Damini Ebunoluwa Ogulu, better known as Burna Boy has just won a Grammy in the Best Global Music Album category. The Nigerian artist is one of the Africa’s most successful artists. He hit the music scene in 2012, after releasing his debut album L.I.F.E. The singer spoke exclusively to BBC Africa about winning, his album “Twice as tall” and the importance of African voices being heard.
‘Burna Boy on winning a Grammy… “I felt very relieved because I deserved it?”
He realised in 2012 that his music touched a number of people “It’s bigger than me and that’s when it kind of hit me that this is not a hobby anymore, you used to do this on the streets and everyone would be going crazy, but now I don’t see anyone better than you so it’s like this is serious now.”
On The impact of winning a Grammy award for Burna and other African artists
“It just shows like you know anything is possible and whatever situation you may be in, and whatever environment you find yourself does not really determine your future and what you are going to do.
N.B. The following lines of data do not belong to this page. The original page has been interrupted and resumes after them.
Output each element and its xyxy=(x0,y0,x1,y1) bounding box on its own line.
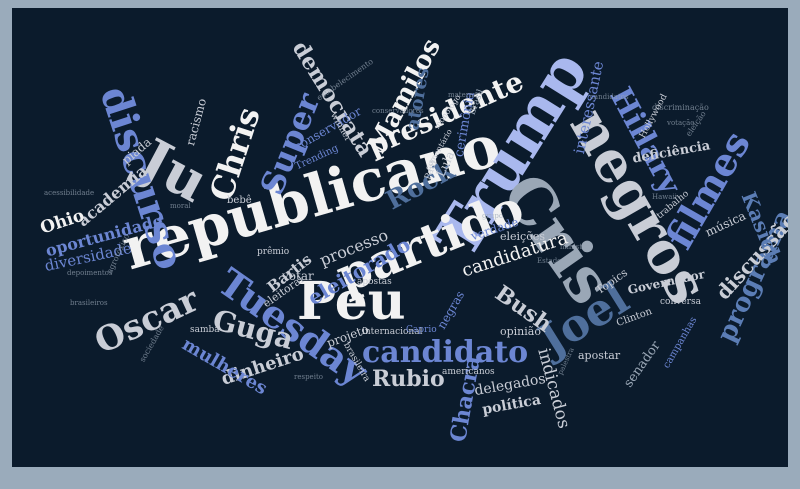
word: Peu xyxy=(297,271,406,332)
word: moral xyxy=(170,202,191,210)
word: apostar xyxy=(578,349,621,362)
word: samba xyxy=(190,325,220,335)
word: opinião xyxy=(500,325,541,338)
word: negras xyxy=(434,288,468,332)
word: eleições xyxy=(500,230,545,243)
word: acessibilidade xyxy=(44,189,95,197)
word: respeito xyxy=(294,373,323,381)
word: conservadores xyxy=(372,107,424,115)
word: prêmio xyxy=(257,247,290,257)
word: Rubio xyxy=(372,366,445,392)
word: conversa xyxy=(660,297,701,307)
word: discriminação xyxy=(652,103,709,112)
word: Estados xyxy=(537,257,565,265)
bottom-strip xyxy=(0,467,800,489)
word: apostas xyxy=(357,277,392,287)
word: Hawaii xyxy=(652,193,677,201)
word: Caprio xyxy=(406,325,437,335)
word: depoimentos xyxy=(67,269,113,277)
word: campanhas xyxy=(661,315,700,371)
word: votação xyxy=(667,119,695,127)
word: candidatos xyxy=(590,93,629,101)
word: brasileiros xyxy=(70,299,108,307)
word: materno xyxy=(448,91,478,99)
word: candidato xyxy=(362,335,529,370)
word: grupo xyxy=(482,212,504,220)
word: racismo xyxy=(183,96,210,148)
word: senador xyxy=(621,338,664,391)
word-cloud: republicano Trump negros Cris partido Pe… xyxy=(12,8,788,467)
word: internacional xyxy=(362,327,423,337)
word: votar xyxy=(282,269,314,283)
word: americanos xyxy=(442,367,495,377)
word: ministro xyxy=(560,243,590,251)
word: bebê xyxy=(227,195,252,206)
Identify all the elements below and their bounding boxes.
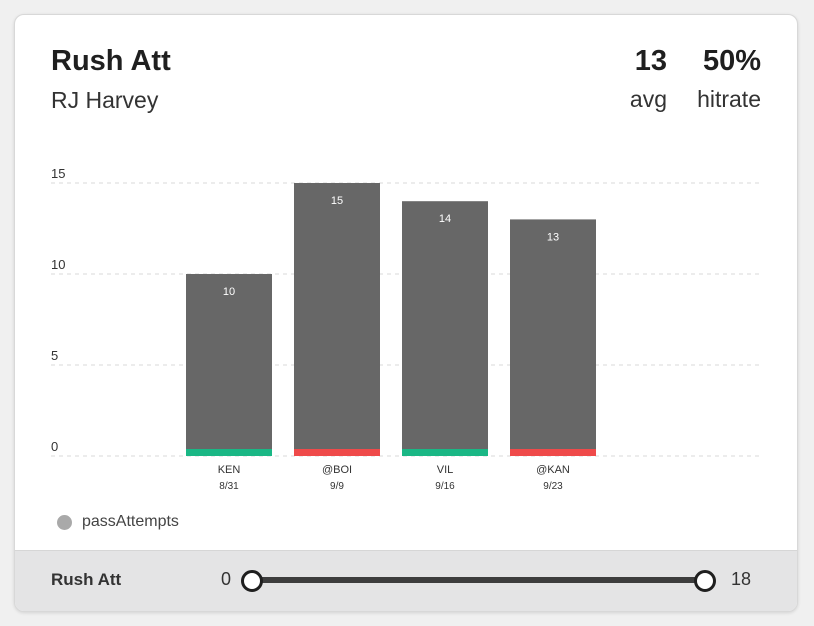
bar-chart: 0 5 10 15 10 KEN 8/31 15 @BOI 9/9 14 VIL 9/16 13 @KAN 9…	[51, 166, 761, 492]
y-tick-label: 15	[51, 166, 65, 181]
bar-1	[294, 183, 380, 456]
bar-0	[186, 274, 272, 456]
range-slider-track[interactable]	[251, 577, 703, 583]
avg-stat: 13 avg	[630, 45, 667, 113]
hitrate-value: 50%	[702, 45, 761, 77]
legend-label: passAttempts	[82, 513, 179, 530]
bar-value-label: 13	[547, 231, 559, 243]
x-date-label: 9/23	[543, 481, 563, 492]
y-tick-label: 0	[51, 439, 58, 454]
bar-result-strip-2	[402, 449, 488, 456]
bar-value-label: 10	[223, 286, 235, 298]
player-name: RJ Harvey	[51, 87, 159, 113]
bar-2	[402, 201, 488, 456]
hitrate-label: hitrate	[697, 86, 761, 112]
bar-result-strip-0	[186, 449, 272, 456]
stat-title: Rush Att	[51, 45, 171, 77]
x-category-label: @KAN	[536, 464, 570, 476]
range-slider-max-handle[interactable]	[694, 570, 716, 592]
y-tick-label: 10	[51, 257, 65, 272]
bar-value-label: 14	[439, 213, 451, 225]
bar-result-strip-1	[294, 449, 380, 456]
range-min-label: 0	[221, 569, 232, 589]
x-category-label: VIL	[437, 464, 454, 476]
x-date-label: 8/31	[219, 481, 239, 492]
avg-value: 13	[634, 45, 667, 77]
x-date-label: 9/9	[330, 481, 344, 492]
bar-3	[510, 219, 596, 456]
x-category-label: @BOI	[322, 464, 352, 476]
y-tick-label: 5	[51, 348, 58, 363]
legend-dot-icon	[57, 514, 72, 530]
bar-result-strip-3	[510, 449, 596, 456]
hitrate-stat: 50% hitrate	[697, 45, 761, 113]
range-max-label: 18	[731, 569, 752, 589]
legend[interactable]: passAttempts	[57, 513, 179, 531]
filter-label: Rush Att	[51, 570, 122, 589]
range-slider-min-handle[interactable]	[241, 570, 263, 592]
filter-bar: Rush Att 0 18	[15, 550, 797, 611]
x-category-label: KEN	[218, 464, 241, 476]
prop-card: Rush Att RJ Harvey 13 avg 50% hitrate 0 5…	[14, 14, 798, 612]
bar-value-label: 15	[331, 195, 343, 207]
avg-label: avg	[629, 86, 667, 112]
x-date-label: 9/16	[435, 481, 455, 492]
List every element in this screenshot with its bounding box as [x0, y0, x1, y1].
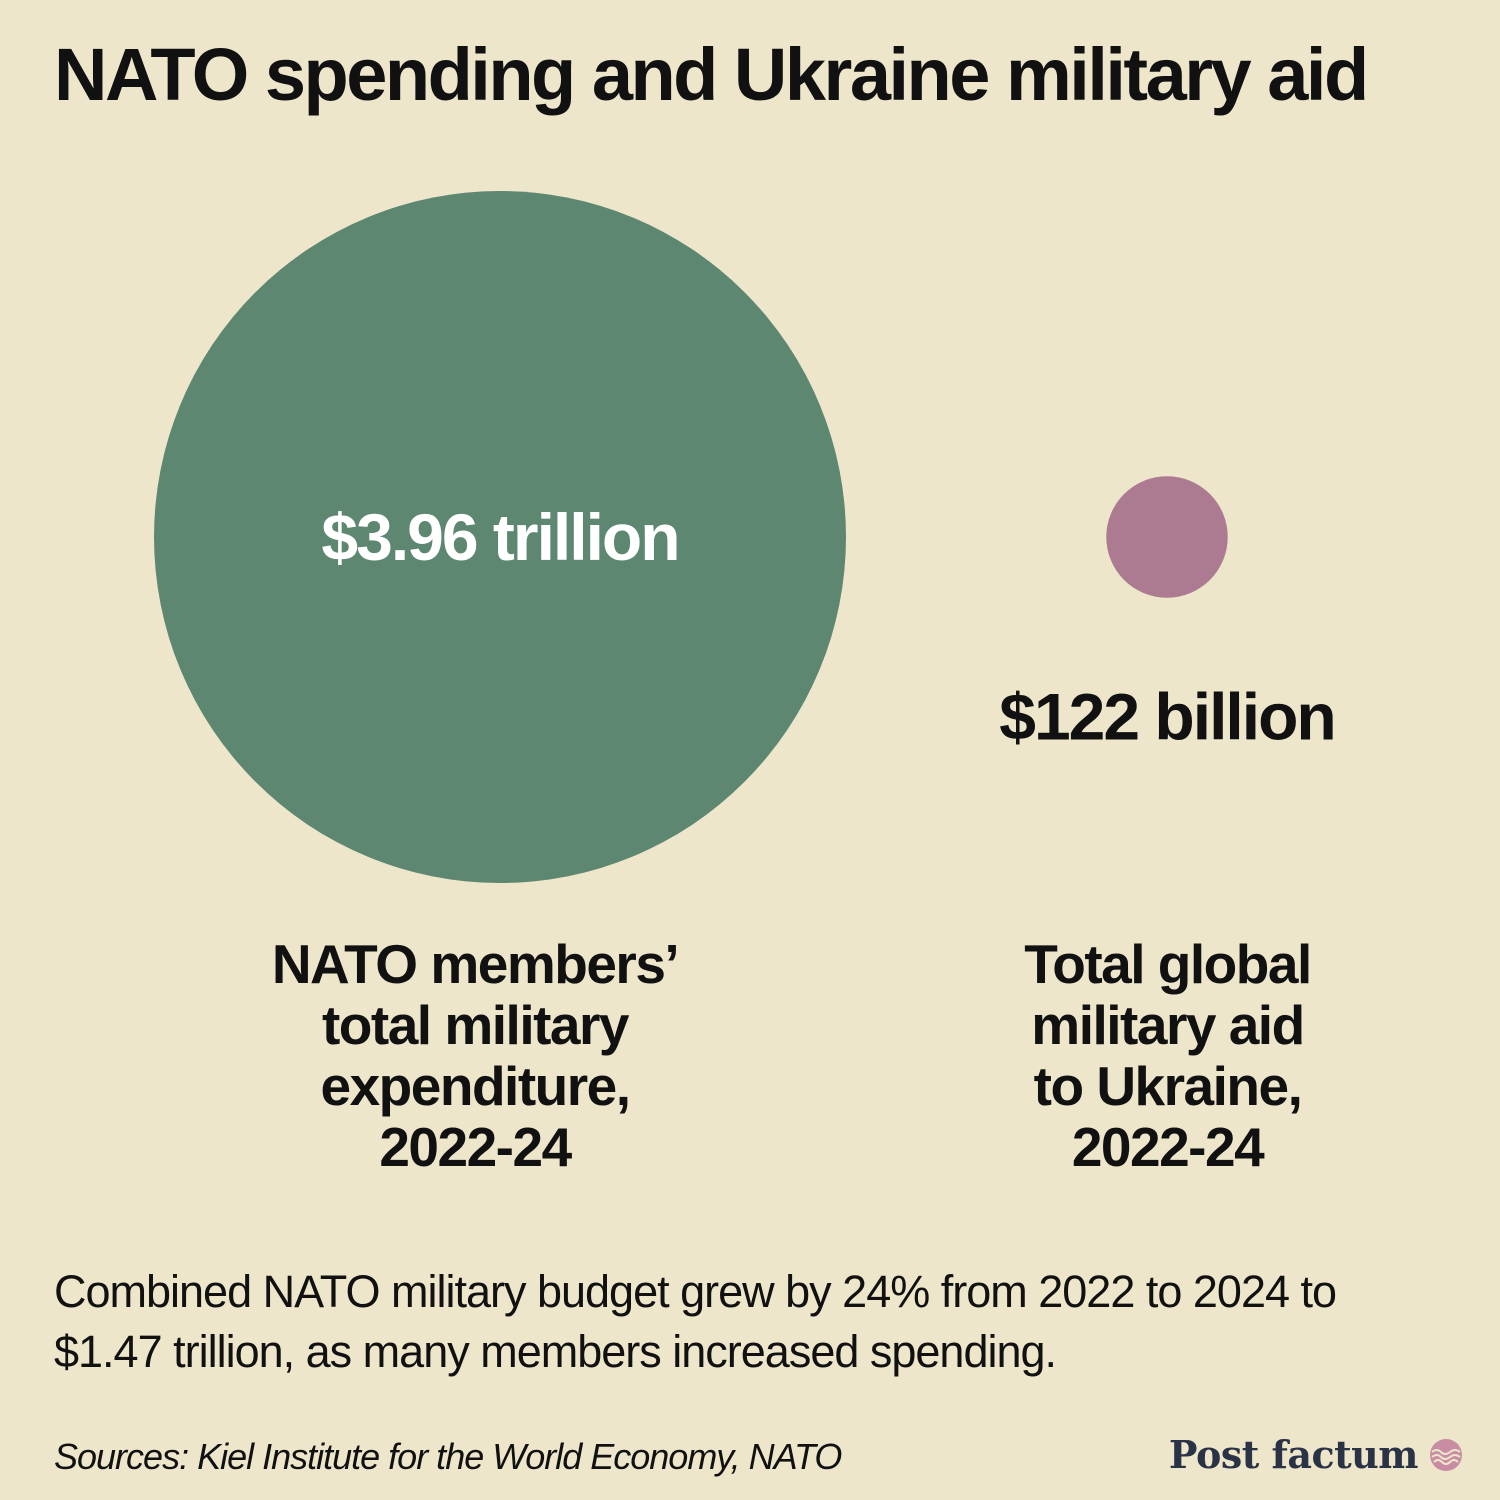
bubble-1 [1106, 476, 1228, 598]
bubble-value-label-1: $122 billion [999, 680, 1334, 754]
brand: Post factum [1169, 1432, 1464, 1477]
bubble-caption-ukraine: Total global military aid to Ukraine, 20… [1024, 933, 1312, 1178]
wave-logo-icon [1430, 1438, 1462, 1471]
footnote: Combined NATO military budget grew by 24… [54, 1266, 1337, 1377]
sources: Sources: Kiel Institute for the World Ec… [54, 1436, 842, 1477]
brand-name: Post factum [1168, 1432, 1419, 1477]
bubble-0 [154, 191, 846, 883]
bubble-value-label-0: $3.96 trillion [321, 500, 678, 574]
bubble-caption-nato: NATO members’ total military expenditure… [271, 933, 680, 1178]
chart-title: NATO spending and Ukraine military aid [54, 33, 1369, 116]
It doesn’t stop you from not just considering your dreams, you know. Cause at the end of the day, we are in an environment that is very discouraging; you understand, an environment that doesn’t even believe in itself before they even think of believing in you.”
Why this album was important to Burna Boy
“It’s always important for me to make music and bodies of work as much as possible because for me that is what will be left behind when I’m not here. That’s going to be my footprints on the world. I believe at every step of my life to create a body of work that narrates and explains that time of my life.”
‘On why Africans should be telling their own stories’
Because our stories have always been twisted and told and most of the time our stories have been twisted into the western world and then white faces have been put on the real characters; do you understand?
Now is the time to overturn all that because finally we have a generation of Africans who is not going to stand for that. You understand?
So what better time to start to do, to change the narrative back into the truth.